I was having this crazy thought:
In some tracks most of the time is to be won (or lost) in a bunch of corners, which sometimes are all or most to the same side (Barcelona's right handers spring to mind).
In that case, if some lateral force was effected on the car through aero, say, with asymmetrical wings of even an asymmetrical body, the car would rotate (a bit) without transmitting any force to the tyres.
An obvious side effect would be that the car would tend to rotate in the straights, and corners to the opposite side would require extra forces through the tyres, but maybe having some extra 30Km/h through turn 8 in Turkey would make it worth it? Cars for oval races are biased that way, but I believe that is purely mechanical, not based on aero.
I am thinking of turning vanes, like the ones currently in the front wing, but instead of both pointing to outside the car, having both direct the air to the right, or both to the left.
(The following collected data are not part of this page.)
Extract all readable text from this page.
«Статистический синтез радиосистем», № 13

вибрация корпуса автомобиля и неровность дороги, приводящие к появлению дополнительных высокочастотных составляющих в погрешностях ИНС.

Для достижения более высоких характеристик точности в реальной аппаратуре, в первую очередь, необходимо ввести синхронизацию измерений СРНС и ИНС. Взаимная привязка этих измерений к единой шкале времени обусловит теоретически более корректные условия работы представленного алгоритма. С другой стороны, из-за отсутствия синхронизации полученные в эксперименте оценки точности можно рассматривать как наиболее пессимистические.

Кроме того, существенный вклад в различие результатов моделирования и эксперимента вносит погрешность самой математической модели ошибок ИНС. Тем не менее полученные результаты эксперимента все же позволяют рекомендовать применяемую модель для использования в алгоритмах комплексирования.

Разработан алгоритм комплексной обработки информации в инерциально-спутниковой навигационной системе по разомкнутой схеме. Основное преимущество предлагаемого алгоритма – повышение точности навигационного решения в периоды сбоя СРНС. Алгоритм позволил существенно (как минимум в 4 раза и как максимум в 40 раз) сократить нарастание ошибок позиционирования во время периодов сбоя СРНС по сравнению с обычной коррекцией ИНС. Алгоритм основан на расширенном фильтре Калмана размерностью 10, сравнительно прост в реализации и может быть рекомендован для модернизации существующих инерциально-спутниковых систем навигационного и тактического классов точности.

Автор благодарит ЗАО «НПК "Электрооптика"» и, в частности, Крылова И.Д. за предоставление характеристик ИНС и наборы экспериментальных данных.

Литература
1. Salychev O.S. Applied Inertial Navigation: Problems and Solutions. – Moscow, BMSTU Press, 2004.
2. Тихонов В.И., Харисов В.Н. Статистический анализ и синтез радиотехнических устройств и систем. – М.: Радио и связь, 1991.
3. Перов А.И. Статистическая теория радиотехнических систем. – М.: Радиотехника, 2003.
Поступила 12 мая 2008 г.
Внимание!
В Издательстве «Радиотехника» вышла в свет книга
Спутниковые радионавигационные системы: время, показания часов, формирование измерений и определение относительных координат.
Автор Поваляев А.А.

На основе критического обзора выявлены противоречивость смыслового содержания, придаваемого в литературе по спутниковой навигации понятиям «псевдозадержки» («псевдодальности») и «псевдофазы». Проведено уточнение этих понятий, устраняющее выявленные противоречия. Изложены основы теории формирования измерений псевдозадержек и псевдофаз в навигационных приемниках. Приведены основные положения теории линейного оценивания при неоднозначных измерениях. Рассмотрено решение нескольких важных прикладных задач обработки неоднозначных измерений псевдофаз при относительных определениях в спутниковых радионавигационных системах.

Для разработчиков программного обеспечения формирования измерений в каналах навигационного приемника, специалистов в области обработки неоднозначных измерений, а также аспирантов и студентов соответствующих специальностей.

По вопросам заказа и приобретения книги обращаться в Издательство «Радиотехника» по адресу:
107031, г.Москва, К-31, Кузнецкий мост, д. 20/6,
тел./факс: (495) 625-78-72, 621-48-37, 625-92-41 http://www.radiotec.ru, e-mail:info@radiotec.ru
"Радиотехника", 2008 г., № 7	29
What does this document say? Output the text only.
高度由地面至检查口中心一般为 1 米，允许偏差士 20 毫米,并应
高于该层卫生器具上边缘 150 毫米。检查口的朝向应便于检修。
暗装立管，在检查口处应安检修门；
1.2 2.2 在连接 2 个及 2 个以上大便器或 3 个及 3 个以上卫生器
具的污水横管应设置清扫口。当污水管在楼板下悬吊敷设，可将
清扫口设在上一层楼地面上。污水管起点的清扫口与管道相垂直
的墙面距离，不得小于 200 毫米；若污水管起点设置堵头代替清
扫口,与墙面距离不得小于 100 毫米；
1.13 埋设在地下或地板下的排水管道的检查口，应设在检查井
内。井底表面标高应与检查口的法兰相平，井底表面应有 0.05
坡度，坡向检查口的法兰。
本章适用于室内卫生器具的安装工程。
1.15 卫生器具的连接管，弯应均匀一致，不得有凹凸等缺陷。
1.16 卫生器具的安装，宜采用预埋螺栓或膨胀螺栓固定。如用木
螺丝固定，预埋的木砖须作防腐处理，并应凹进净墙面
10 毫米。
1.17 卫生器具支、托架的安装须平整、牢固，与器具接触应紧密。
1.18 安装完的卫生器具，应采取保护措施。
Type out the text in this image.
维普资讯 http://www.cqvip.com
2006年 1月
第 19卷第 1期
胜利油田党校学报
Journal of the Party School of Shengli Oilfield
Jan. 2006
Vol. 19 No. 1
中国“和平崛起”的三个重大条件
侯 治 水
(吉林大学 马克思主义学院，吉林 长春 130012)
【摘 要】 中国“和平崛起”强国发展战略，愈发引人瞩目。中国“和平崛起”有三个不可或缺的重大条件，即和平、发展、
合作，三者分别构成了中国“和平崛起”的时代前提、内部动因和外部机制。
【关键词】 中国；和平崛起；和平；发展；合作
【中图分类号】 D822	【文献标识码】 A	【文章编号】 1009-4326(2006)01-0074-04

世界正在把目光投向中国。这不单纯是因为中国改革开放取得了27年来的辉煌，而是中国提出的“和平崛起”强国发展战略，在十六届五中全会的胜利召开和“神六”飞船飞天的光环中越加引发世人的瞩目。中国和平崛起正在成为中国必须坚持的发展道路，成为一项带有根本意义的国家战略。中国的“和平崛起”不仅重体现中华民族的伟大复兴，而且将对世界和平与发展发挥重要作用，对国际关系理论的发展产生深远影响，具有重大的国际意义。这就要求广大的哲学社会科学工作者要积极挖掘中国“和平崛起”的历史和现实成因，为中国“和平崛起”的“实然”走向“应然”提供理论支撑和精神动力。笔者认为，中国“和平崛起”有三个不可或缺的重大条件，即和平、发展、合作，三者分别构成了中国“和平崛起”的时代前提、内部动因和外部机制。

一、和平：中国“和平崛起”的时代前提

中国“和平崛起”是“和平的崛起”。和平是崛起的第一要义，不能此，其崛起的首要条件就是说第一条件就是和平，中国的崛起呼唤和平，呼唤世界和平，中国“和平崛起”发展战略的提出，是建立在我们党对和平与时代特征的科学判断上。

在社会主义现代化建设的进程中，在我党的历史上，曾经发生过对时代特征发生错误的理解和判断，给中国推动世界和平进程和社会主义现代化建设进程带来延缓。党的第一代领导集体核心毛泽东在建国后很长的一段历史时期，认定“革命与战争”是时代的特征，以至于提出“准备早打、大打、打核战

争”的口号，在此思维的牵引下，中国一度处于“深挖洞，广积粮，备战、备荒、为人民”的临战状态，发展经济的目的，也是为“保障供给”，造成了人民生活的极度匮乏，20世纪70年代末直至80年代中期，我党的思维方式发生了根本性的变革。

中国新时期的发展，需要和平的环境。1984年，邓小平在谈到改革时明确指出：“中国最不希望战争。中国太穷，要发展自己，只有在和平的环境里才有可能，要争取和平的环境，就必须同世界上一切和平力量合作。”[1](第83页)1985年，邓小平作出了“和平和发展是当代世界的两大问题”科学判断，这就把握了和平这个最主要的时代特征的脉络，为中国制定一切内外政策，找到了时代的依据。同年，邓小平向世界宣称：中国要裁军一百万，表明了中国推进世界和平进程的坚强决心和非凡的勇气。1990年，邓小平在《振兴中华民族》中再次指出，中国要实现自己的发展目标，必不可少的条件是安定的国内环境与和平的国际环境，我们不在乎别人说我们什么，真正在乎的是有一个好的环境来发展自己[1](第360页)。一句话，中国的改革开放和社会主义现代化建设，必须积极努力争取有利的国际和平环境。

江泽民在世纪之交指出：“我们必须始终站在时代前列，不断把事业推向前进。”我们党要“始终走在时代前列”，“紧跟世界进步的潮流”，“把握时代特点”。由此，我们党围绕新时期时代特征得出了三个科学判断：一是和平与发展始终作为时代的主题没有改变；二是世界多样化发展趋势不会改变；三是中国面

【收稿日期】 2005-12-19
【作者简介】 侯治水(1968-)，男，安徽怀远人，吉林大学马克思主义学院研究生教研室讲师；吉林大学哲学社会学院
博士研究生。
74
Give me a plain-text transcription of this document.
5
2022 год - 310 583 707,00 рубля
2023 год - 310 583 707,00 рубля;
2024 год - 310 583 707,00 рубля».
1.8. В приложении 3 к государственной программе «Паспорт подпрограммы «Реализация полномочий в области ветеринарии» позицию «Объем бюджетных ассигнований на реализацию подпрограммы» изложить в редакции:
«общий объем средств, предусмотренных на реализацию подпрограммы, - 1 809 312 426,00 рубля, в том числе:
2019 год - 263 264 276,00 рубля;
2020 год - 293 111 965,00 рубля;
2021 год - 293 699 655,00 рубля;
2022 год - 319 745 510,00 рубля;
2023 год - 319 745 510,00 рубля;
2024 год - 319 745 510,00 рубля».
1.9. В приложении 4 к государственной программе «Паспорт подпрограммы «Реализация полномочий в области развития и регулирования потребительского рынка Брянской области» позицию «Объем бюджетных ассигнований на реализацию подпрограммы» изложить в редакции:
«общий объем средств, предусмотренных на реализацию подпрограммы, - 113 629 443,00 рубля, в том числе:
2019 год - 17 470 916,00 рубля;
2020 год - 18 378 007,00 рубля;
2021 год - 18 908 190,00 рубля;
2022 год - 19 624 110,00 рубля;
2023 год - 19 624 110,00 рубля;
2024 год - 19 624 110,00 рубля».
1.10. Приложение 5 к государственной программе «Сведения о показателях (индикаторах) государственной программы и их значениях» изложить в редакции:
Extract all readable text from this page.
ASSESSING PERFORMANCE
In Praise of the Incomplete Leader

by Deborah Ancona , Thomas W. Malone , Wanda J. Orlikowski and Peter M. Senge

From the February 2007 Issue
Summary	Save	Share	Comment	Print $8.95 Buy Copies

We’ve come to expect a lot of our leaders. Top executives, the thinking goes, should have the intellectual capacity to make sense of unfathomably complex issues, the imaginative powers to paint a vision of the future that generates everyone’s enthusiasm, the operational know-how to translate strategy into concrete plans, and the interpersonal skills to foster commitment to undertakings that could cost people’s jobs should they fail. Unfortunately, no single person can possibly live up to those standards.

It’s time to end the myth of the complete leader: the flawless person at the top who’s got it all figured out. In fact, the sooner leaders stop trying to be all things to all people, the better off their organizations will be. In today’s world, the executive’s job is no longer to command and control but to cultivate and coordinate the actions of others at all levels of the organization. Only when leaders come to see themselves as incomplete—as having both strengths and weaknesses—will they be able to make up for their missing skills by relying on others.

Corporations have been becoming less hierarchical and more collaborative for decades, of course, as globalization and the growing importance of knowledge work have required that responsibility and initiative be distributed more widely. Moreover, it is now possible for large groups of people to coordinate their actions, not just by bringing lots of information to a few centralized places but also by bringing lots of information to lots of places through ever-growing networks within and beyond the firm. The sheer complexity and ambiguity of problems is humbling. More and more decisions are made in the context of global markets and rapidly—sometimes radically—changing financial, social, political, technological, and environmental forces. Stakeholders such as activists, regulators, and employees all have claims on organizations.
Something like that could be even more effective in the rear wing (no downstream side effects) or in winglets in the limited bodywork where that is allowed.
I think that this pushing air to the sides would mean sacrificing a lot of downforce, probably with terrible overall negative effect, but I wanted to pick the minds of the forumers on the issue.
Just as a reference point, the currently produced downforce amounts to 3G at times.
Any ideas? Is it possible? Is it legal? Has it been tried? Is it used in ovals?